There are still patches of snow in the yard, but I'm ignoring them because the sun is out, I can hear birds and I've cracked the windows to let in that first bit of spring air! I was joking with a friend on Sunday that a day just like today in August would have us all grabbing sweaters and whining about the cold, but in February this day warrants bare feet and t-shirts. Context is everything, no?
Speaking of context, when I opened the window and felt the clean air rush past my face I realized with disappointment that it smelled so much nicer outside than in my house. Noseblindness is real, my friends. Sometimes when I arrive home after being gone all day I notice how my house smells, and while it's usually ok, I'm fairly certain that having two toddlers as housemates has lowered both my smell expectations and overall sensation. There is also a half-intentional smell agnosticism between my husband and I as we wait for the other to acknowledge a poopy diaper first (which automatically assigns the changing duty.)
Smell agnosticism may be a survival mechanism for days when laundry or cleaning just don't get done, but I do become extremely conscious of how my house smells when someone else steps through my door. I try not to be overly obsessive about having my home perfect for guests because I think most people are understanding of a little clutter, but smells are different. Smells are less logical and more primal: the olfactory sensors in your nose trigger the parts of your brain that are associated with emotion and memory, which is why smelling warm bread makes me think of my mother's kitchen, and the fumes of a sun-warmed trash can bring back images from my childhood wanderings in the streets of Tirana, Albania.

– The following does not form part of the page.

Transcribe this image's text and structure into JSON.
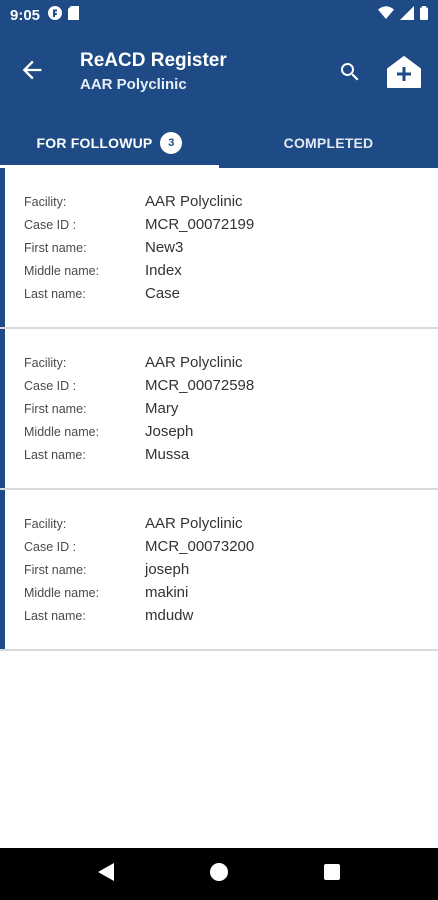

The brain's processing of smell shows us that the scents around our house can go a long way towards how someone feels in our home. People are often happy to ignore a bit of mess in our houses but they literally can't help themselves from absorbing the odors. Or as science historian Diane Ackerman puts it, "Cover your eyes and you will stop seeing, cover your ears and you will stop hearing, but if you cover your nose and stop smelling, you will die.”
For those of us who have a bit of funk to tame in the service of invoking good feelings and comfort for all who enter our home, here are some tips for good smells all around:
Deep clean all the areas of your space that tend to trap stink, such as the back of the trash can/compost bin, under the microwave, in the cushions of the couch, around and under toilets, anywhere you store food, garbage, or compost. I'm into using natural cleaners like this or this, but plain old vinegar works great and can be mixed with lemon for a brighter smell.
Place textiles on a tarp outside in the sun for an hour, so that your rugs, cushions, blankets and pillows can disinfect in the sun's UV rays and freshen up in the clean air. Be aware that the sun can sometimes bleach out colors that are not very lightfast (like naturally dyed items.)
Burn incense or sage, which has been traditionally thought as both spiritually and physically cleansing. These incense sticks from Juniper Ridge converted me; I am not a fan of straight-up patchouli but these ones are made from foraged plant matter and sap, emitting a beautiful, spicy campfire smell.
Diffuse essential oils throughout the house with therapeutic-grade blends you can get from a friend. Essential oils are powerful mood boosters and they've been shown to reduce symptoms of anxiety, insomnia, pain and a range of other conditions. My friend, Char, brought this diffuser to a baby shower and it was almost like the grapefruit, floral smell matched the colorful decorations! I love the look of this pretty humidifier, but I could also go for a reed diffuser, in which case I'd choose this smokey scent.
Cook or bake something before guests arrive and let those good smells permeate your whole house. My grandmother would throw butter and garlic on in the frying pan when she saw my grandpa pulling up from work, just so that it would smell like she'd been busily preparing dinner all along! (Good one, Oma!)